La température moyenne de surface des océans a atteint 20,98 °C en juin, un niveau inédit pour ce mois, dépassant les records précédents établis en 2023 et 2024, selon les relevés du service Copernicus de l'Union européenne. Ce nouveau sommet s'inscrit dans une séquence de six mois de chaleur océanique quasi sans précédent, marquée par des vagues de chaleur marines prolongées.
Les scientifiques soulignent que l'arrivée d'un phénomène El Niño, potentiellement puissant, pourrait encore amplifier les températures océaniques et atmosphériques dans les prochains mois. Carlo Buontempo, directeur du service Copernicus sur le changement climatique, a prévenu que les conditions actuelles pourraient « indiquer le début d'une nouvelle phase, menant une fois de plus vers un territoire inexploré ». Il a ajouté qu'« avec des températures océaniques à ces niveaux et El Niño à l'horizon, nous allons probablement voir davantage de records de température tomber dans les mois à venir ».
Un facteur amplificateur : le retour d'El Niño
L'épisode El Niño, caractérisé par des eaux anormalement chaudes dans certaines parties de l'océan Pacifique, a été officiellement confirmé quelques semaines auparavant. Ce phénomène climatique naturel relâche de la chaleur dans l'atmosphère et modifie les régimes de vents, de nuages et de précipitations à l'échelle mondiale. Il peut accroître les risques d'événements extrêmes, allant des inondations au Pérou aux sécheresses en Afrique et aux incendies de forêt en Australie.
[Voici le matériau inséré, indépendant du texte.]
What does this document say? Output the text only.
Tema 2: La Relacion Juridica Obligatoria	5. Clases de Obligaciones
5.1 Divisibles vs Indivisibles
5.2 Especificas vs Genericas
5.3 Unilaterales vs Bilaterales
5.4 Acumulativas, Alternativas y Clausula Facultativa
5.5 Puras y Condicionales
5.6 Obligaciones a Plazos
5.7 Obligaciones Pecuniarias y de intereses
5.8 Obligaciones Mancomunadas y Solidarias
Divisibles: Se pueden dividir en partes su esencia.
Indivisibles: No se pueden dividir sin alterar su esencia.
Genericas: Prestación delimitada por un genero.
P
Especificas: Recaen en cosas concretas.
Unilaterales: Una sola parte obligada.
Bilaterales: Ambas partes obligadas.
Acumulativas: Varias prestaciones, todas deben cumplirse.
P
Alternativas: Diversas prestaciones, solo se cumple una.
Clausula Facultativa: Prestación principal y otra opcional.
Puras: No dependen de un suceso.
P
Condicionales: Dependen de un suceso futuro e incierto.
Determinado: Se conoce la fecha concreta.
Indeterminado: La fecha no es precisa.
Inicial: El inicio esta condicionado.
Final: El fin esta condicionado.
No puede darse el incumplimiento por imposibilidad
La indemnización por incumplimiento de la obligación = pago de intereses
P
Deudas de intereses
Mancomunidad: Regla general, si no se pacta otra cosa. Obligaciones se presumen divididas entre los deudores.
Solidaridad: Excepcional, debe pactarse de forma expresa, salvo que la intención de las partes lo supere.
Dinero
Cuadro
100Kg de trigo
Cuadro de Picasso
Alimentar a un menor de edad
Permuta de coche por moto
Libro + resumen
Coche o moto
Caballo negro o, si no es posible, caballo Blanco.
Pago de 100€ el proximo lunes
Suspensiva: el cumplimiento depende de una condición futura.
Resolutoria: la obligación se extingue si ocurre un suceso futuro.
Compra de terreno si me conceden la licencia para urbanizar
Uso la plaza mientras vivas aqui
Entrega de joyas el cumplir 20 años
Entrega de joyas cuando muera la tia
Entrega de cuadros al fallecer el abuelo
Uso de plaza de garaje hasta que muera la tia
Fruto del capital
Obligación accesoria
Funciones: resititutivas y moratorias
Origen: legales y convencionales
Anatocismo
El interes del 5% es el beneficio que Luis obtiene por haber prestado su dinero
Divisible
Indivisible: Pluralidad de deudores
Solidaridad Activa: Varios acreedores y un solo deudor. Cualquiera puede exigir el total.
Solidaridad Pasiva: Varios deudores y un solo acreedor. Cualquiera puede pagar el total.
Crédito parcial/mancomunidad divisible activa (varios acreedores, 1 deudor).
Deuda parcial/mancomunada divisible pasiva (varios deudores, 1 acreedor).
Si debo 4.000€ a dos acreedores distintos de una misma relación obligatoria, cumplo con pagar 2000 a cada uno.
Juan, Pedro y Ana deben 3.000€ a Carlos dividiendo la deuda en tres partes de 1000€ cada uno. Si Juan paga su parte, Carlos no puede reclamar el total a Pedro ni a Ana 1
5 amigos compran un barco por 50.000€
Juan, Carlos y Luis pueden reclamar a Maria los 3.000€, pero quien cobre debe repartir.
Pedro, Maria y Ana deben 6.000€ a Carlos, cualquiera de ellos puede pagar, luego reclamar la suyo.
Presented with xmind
L'arrivée d'El Niño se superpose au réchauffement à long terme provoqué par la combustion des énergies fossiles par l'humanité. Les températures terrestres et marines avaient déjà atteint un niveau record absolu en 2024, à la fin du précédent épisode El Niño. Selon Simon Van Gennip, océanographe principal du service Copernicus, « avec l'arrivée et le début d'une année El Niño, nous pouvons nous attendre à ce que 2026 figure parmi les plus chaudes jamais enregistrées ».
Des conséquences déjà visibles
Les eaux de surface ont battu des records dès le 21 juin, effaçant les précédents hauts niveaux de 2023 et 2024. La moyenne des températures océaniques sur le premier semestre 2026 s'établit à 20,04 °C, légèrement en dessous du record de la même période en 2024 mais néanmoins très élevée. Les scientifiques estiment que les conditions actuelles pourraient annoncer une phase nouvelle, ouvrant la voie à des territoires climatiques encore jamais explorés.
Les experts préviennent que cette chaleur océanique exceptionnelle a des répercussions directes sur les écosystèmes marins, la pêche et les événements météorologiques extrêmes. La combinaison du réchauffement anthropique et d'El Niño pourrait également pousser les températures atmosphériques à de nouveaux sommets dans les prochains mois.